La vie autrement

“Avoir” un enfant?

Faire un enfant, avoir un enfant. Ces expressions sont si banales que nous ne prenons guère la peine de nous interroger sur ce qu’elles révèlent. Nous nous sommes collectivement convaincus que nous «fabriquons» des enfants qui, d’une certaine manière, nous appartiennent comme le montre l’usage de l’auxiliaire «avoir». Il semble aller de soi que nous créons la vie par nos relations sexuelles et amoureuses, voire par nos expériences en laboratoire. Mais alors si nous sommes ainsi capables de créer de la vie, pourquoi n’arrivons-nous pas à en créer encore un peu plus, à volonté, quand vient le temps de la mort? Certes, l’homme et la femme conçoivent bel et bien les conditions de l’expression de la vie, par la co-création d’une enveloppe charnelle tangible d’une incroyable complexité et la transmission d’un patrimoine génétique. Mais sont-ils pour autant à l’origine de la vie et de la conscience qui s’expriment à travers cette enveloppe? Le croire, n’est-ce pas faire preuve d’une profonde ignorance et d’une insondable prétention?

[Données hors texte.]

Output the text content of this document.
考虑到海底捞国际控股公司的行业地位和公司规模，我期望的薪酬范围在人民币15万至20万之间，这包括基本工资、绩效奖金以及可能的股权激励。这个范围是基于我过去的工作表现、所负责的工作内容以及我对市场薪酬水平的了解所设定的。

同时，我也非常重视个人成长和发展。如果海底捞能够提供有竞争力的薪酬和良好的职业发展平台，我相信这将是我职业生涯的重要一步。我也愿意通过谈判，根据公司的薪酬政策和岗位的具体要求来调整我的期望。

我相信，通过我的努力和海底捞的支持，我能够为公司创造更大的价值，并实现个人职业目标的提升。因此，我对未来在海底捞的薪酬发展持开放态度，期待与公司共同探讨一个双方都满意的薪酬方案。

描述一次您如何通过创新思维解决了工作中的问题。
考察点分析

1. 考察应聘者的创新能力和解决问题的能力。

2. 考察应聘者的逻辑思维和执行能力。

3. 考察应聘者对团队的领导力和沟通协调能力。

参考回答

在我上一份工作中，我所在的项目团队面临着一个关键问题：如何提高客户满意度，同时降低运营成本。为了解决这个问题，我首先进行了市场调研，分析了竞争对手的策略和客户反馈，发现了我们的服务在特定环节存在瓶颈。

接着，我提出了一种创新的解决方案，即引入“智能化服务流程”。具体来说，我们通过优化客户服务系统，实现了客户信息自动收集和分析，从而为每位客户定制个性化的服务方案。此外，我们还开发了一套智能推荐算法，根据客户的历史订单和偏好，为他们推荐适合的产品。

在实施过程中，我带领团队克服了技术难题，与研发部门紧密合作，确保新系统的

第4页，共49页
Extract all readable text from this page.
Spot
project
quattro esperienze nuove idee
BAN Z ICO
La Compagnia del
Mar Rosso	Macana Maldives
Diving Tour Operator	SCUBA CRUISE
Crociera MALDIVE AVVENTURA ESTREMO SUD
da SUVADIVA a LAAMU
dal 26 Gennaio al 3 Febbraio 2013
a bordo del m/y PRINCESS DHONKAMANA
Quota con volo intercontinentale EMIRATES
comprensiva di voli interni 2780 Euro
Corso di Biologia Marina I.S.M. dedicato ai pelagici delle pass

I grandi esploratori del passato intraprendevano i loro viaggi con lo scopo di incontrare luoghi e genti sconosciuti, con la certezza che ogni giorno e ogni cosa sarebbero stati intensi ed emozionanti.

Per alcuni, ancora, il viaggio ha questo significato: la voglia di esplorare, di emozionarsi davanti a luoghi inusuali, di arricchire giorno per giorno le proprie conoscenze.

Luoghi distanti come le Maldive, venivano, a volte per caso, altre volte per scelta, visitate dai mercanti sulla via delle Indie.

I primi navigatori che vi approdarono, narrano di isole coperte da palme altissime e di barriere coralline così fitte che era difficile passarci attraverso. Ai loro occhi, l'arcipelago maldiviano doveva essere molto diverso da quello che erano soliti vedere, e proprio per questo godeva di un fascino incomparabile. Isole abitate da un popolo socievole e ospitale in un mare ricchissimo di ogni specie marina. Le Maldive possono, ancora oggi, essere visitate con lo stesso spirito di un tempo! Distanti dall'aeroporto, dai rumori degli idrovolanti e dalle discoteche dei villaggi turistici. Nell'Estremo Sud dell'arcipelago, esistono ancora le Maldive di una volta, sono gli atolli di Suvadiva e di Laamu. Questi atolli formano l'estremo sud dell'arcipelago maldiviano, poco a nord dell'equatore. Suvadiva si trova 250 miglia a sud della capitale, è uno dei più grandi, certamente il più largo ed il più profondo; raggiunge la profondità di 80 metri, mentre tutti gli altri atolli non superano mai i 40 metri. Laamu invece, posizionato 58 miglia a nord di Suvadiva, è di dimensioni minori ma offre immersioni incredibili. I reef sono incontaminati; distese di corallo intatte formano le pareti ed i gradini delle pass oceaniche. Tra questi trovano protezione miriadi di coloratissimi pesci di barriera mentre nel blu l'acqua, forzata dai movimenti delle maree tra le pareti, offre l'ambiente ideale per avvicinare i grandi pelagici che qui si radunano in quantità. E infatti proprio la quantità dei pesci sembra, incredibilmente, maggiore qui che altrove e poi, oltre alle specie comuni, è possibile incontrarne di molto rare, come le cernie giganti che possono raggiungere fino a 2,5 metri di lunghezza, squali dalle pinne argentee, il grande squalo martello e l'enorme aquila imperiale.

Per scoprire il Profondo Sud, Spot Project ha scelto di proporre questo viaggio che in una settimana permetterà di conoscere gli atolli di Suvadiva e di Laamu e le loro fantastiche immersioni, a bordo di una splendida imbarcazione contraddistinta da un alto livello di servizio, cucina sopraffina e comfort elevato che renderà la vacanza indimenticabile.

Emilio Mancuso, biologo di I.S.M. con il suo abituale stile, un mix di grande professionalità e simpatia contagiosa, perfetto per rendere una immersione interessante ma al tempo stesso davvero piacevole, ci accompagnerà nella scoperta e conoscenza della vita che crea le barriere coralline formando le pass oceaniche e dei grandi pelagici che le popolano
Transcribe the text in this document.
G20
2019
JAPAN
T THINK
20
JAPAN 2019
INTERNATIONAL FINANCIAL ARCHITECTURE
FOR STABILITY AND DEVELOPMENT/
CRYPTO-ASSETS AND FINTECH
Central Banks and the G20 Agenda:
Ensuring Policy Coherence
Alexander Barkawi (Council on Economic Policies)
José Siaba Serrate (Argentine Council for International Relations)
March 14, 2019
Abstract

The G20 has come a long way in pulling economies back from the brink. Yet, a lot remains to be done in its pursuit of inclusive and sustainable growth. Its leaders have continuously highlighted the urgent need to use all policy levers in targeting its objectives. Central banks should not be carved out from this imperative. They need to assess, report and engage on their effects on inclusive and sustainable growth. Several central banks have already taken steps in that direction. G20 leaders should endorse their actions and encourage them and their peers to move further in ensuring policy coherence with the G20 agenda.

Si nous émettons l’hypothèse, non (encore) démontrée scientifiquement mais avancée par maintes traditions, qu’une âme humaine existe non seulement après sa mort mais aussi avant sa naissance, nous mesurons à quel point l’expression «faire» ou «avoir» un enfant est incongrue. Plus juste serait de dire que nous participons à l’expression incarnée d’une vie que nous avons le devoir d’aider à se construire dans son évolution. Vues sous cet angle, les pratiques telles que l’IVG, la PMA et la GPA posent de nouvelles questions insolites: une âme éjectée de sa mère ne souffre-t-elle vraiment pas; comment interpréter le fait de vouloir à tous prix «avoir» un enfant, contre vents et marées; est-ce bien raisonnable de prendre le risque de marchandiser une vie; que vaut le droit de la femme à disposer de son corps face au devoir de l’homme comme de la femme de participer à l’évolution de notre humanité? La vraie question à se poser n’est-elle pas, pour paraphraser Hamlet dans sa célèbre tirade, «to be or to have», «être ou avoir»?

Quant à celles et ceux qui pensent que pour élever un enfant, peu importe qu’il n’y ait qu’une seule mère, qu’un seul père, deux pères ou deux mères ou encore une famille recomposée (en oubliant qu’avant une recomposition il y a toujours une décomposition!), je suggère ces sages paroles de Christian Bobin recueillies dans son livre Le Très-Bas ((folio) : «Il est bon pour l’enfant d’avoir ses deux parents, chacun le protégeant de l’autre: le père pour le garder d’une mère trop dévorante, la mère pour le garder d’un père trop souverain».